On Saturday, our illustrious Chief Scientist Matt Curcio sat on the Frameworks, Tools, and Techniques for Scaling up Machine Learning panel at the second No BS Data Salon hosted by MetaMarkets. The discussion ranged from scaling the human aspect of ML and analytics to brass tacks about the difficulties of actually performing ML on web scale data sets.
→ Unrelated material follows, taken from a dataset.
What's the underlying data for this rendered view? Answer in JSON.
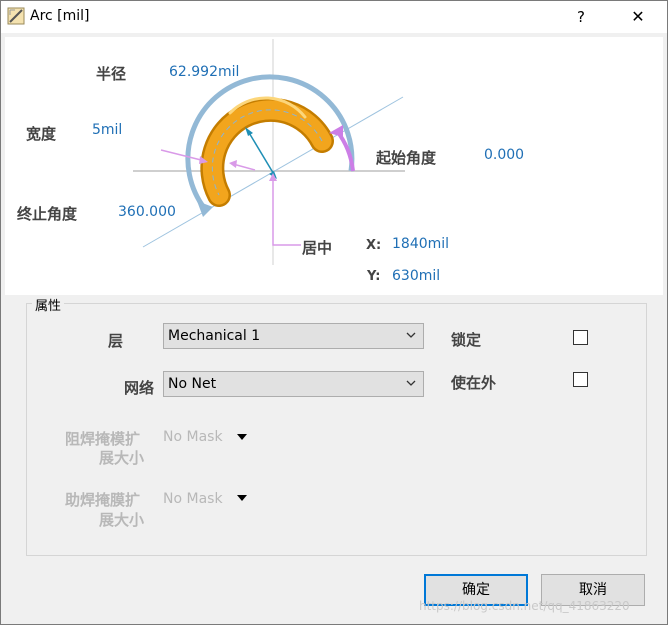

The theme for this Salon was analytics, and just like last time the focus was on real use cases and a no-nonsense open discussion. We heard great presentations from Sean Gourley of Quid, Ian Wong of Square, and Metamarkets’ own Nelson Ray. Sean gave a great talk about the future of human-scale vs. machine-scale decision-making and analytics. Ian gave an informative overview of the challenges of growing a risk analysis team at Square. Nelson threw down with an awesome technical presentation about how to “A/B test anything”.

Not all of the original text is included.